Generally, it is defined as a progressive loss of intellectual functions in an individual that is awake and alert. This is seen as difficulty with memory, attention, thinking, and comprehension. Other mental functions can often be affected, including mood, personality, judgment, and interactions with other.
How common is this disease?
The prestigious journal of the Alzheimer’s association reported that about 40 million persons had dementia as at 2010. More than 2 million persons with dementia are cared for in nursing homes.
The prevalence of the disorder is expected to double by 2030. According to World health Organization, up to 7.7 million new cases are expected yearly. So, a new case of dementia occurs every four seconds! This shows that it is an increasingly important problem with huge socioeconomic burden.

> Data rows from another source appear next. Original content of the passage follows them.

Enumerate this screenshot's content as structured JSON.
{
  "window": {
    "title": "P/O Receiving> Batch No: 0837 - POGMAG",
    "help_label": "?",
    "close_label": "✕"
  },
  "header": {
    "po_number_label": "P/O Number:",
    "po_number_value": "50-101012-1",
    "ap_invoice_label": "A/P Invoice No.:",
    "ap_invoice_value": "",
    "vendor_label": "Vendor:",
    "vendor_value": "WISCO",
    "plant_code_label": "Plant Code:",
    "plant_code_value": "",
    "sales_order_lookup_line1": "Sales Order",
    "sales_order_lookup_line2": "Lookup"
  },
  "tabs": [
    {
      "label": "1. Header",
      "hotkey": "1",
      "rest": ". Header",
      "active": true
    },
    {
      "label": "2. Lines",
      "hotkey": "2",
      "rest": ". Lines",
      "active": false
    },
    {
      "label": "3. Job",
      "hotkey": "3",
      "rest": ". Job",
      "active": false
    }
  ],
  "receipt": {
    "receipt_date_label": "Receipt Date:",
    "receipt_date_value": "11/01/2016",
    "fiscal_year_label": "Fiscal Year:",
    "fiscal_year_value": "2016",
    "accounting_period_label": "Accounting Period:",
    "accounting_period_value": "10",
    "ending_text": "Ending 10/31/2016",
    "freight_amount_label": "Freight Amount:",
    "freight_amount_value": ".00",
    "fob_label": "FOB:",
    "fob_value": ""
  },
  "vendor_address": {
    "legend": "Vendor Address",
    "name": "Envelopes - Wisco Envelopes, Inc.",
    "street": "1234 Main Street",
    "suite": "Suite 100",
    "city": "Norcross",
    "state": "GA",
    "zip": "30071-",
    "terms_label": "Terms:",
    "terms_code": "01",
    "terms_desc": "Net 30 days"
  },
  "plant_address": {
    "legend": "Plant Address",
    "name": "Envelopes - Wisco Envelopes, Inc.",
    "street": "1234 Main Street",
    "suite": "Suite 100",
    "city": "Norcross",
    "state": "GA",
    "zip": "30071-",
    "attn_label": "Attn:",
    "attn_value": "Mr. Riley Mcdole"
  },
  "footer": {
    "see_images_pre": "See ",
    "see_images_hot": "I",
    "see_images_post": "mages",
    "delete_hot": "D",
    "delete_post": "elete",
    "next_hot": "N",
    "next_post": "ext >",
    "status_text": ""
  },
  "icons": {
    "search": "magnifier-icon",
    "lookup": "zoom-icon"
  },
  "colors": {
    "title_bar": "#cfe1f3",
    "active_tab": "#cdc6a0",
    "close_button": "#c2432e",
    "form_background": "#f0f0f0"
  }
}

What are the causes of Dementia?
Alzheimer’s disease is the commonest cause of dementia. It was first described in 1907, by Alois Alzheimer, who reported the case of Auguste D, a woman with early onset dementia whose brain had unusual pathological features. It was Alzheimer’s colleague, Emil Kraepelin, who named the disease after the discoverer. The other common causes of dementia are Stroke, fronto-temporal dementia, Parkinson’s disease, dementia pugilistica commonly seen in boxers and in those with repeated head injury . In a few cases, infection or vitamin deficiencies may be the cause.
What are the signs and symptoms?
• The first evidence of the condition is often minor forgetfulness which progresses gradually over 1–2 years. There is increasing memory disturbance resulting in difficulties in managing day to day activities at home and workplace.
• Difficulty in remembering places results in wandering and getting lost in familiar environment.
• Poor sense of time gives rise to poorly kept appointments.
• Sudden outbursts known as ‘Catastrophic reaction’ may occur. This may occur when the individual is overwhelmed.
• Behavioral changes also occur, manifesting as restlessness and aggression (both verbal and physical).
• Sleeping and eating patterns may become unpredictable. If unchecked, they may become poorly nourished.
• Interest in sexual activities usually wanes. However, in some cases the individual become dis-inhibited and may become more active sexually.
• Self-care and social behavior decline.
• Depressive symptoms such as loss of interest, reduced energy and low mood occur occasionally.
• Delusions and hearing voices of unseen people may also occur.
Who are those at risk of Alzheimer’s dementia?
A number of risk factors have been identified. According to the National Institute on Aging some common factors associated with dementia include:
• Advancing age. Generally persons that are 60 years old and above are at risk.
• Heavy Alcohol use and smoking. While moderate drinking may be protective, prolonged and heavy drinkers are at risk. Smoking may limit blood flow to the brain and may increase the risk.
• Family history. Some types of dementia run in families.
• Some health conditions such as Down syndrome, Diabetes, Hypertension, Atherosclerosis, Stroke, Depression and Head injury have all been linked with dementia.
How is it managed and treated?
At present, there is no cure for Alzheimer’s dementia. Nevertheless, clinicians may prescribe medications that improve cognitive functions or slow down rate of deterioration.
Medications may also be needed to manage aggression or agitation.
The care of patients with Alzheimer’s dementia is multidisciplinary, usually undertaken by a team comprising a geriatrician (in most cases a psychiatrist), neurologist, psychologist, nurses, occupational therapist and other support staffs.
Carers of persons with dementia bear a huge burden. It is important to obtain adequate information and receive training. Support groups like Alzheimer’s association have a lot of resources and are readily available to help carers.